Security is addressed via cluster-level controls in OpenShift Container Platform and Kubernetes network policies, authentication via Keycloak and Red Hat Single Sign-On, and image signing workflows aligned with sigstore and Notary. Compliance in regulated sectors often uses Red Hat Enterprise Linux baselines and scanning tools such as OpenSCAP and Clair for vulnerability analysis of workspace images. Role-based access control and audit logging integrate with enterprise identity providers like LDAP and Active Directory (AD), while secrets management can use HashiCorp Vault or Kubernetes Secrets with transit encryption. Security best practices recommend running the platform in hardened OpenShift namespaces with PodSecurityPolicies or Pod Security Standards enforced.

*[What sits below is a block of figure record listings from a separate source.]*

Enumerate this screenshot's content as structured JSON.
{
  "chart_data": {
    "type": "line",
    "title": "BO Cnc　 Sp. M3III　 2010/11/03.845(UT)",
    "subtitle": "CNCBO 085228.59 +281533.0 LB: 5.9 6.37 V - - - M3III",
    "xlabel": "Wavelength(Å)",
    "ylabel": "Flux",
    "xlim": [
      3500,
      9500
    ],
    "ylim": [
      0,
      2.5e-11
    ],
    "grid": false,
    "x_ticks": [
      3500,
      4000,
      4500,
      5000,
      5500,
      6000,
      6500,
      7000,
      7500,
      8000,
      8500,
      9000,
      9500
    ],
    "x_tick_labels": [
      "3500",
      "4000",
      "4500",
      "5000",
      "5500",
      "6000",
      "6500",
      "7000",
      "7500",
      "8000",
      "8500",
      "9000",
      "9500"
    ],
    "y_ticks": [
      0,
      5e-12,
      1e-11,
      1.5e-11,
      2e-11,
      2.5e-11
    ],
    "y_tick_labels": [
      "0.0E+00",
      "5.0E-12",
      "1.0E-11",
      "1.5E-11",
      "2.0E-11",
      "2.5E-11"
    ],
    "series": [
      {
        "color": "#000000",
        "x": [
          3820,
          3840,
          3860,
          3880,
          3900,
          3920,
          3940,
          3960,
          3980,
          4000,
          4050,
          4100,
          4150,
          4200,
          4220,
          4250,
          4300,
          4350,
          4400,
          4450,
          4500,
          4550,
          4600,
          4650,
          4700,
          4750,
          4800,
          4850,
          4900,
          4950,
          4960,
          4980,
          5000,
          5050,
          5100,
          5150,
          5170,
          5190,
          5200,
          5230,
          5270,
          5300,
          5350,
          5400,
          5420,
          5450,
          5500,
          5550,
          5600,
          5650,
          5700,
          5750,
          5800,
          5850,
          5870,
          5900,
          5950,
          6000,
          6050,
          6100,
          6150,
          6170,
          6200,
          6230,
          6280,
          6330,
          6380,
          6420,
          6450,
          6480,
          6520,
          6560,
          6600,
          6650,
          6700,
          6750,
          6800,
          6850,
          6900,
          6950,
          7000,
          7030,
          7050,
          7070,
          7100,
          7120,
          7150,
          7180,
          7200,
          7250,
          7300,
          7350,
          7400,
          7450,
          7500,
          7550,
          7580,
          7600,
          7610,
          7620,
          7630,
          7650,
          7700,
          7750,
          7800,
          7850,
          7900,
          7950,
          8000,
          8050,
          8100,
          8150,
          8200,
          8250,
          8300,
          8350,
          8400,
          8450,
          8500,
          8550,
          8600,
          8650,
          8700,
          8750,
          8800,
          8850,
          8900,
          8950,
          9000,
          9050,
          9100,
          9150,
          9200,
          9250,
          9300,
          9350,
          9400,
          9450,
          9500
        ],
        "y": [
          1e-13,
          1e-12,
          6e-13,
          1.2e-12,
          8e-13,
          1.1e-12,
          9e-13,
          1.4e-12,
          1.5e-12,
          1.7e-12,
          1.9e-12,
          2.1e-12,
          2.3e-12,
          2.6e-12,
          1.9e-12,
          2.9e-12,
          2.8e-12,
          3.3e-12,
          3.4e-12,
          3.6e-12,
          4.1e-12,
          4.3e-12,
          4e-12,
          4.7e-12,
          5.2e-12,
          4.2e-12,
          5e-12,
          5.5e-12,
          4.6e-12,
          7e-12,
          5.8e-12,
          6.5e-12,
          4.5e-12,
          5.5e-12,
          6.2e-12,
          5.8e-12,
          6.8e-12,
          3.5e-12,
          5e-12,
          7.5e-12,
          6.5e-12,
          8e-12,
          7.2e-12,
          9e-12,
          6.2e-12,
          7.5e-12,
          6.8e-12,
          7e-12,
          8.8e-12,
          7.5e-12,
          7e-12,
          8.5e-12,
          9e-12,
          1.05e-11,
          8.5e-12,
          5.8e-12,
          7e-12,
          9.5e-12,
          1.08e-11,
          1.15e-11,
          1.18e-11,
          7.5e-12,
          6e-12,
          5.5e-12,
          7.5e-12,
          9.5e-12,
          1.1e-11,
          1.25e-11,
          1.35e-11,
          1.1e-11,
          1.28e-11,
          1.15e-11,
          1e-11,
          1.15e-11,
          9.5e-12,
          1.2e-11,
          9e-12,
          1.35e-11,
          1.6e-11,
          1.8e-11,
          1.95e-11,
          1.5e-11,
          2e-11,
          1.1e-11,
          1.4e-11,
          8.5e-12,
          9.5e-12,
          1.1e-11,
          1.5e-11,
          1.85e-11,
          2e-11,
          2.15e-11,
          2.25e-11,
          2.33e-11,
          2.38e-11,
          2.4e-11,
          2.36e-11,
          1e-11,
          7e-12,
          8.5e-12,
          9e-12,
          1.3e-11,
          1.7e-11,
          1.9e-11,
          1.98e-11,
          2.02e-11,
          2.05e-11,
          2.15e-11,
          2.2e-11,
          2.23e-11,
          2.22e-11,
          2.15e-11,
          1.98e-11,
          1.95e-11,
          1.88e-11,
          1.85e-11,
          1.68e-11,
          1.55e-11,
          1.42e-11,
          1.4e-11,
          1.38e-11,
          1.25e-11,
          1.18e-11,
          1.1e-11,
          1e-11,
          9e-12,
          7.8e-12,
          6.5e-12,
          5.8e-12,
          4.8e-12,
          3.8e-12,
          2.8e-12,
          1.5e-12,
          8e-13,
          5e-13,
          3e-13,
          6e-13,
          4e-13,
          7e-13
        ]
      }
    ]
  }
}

Typical workflows start with definition of workspace templates that reference devfile descriptors from the Devfile project and repositories hosted on GitHub or GitLab, enabling reproducible builds with Maven or npm and container image builds via Buildah or Dockerfile strategies. Teams use integrated editors based on Eclipse Theia and extensions from Visual Studio Code marketplace to perform code edits, run tests, and debug applications deployed to OpenShift clusters or local Kubernetes namespaces. Administrators manage tenant quotas, operator lifecycle, and upgrades using the Operator Framework and platform tooling from Red Hat Advanced Cluster Management or RHACM, while observability and logging are supported by Prometheus, Grafana, and Elasticsearch stacks. Continuous feedback loops connect developers, platform engineers, and security teams using issue trackers like JIRA (software) and collaboration platforms such as Confluence.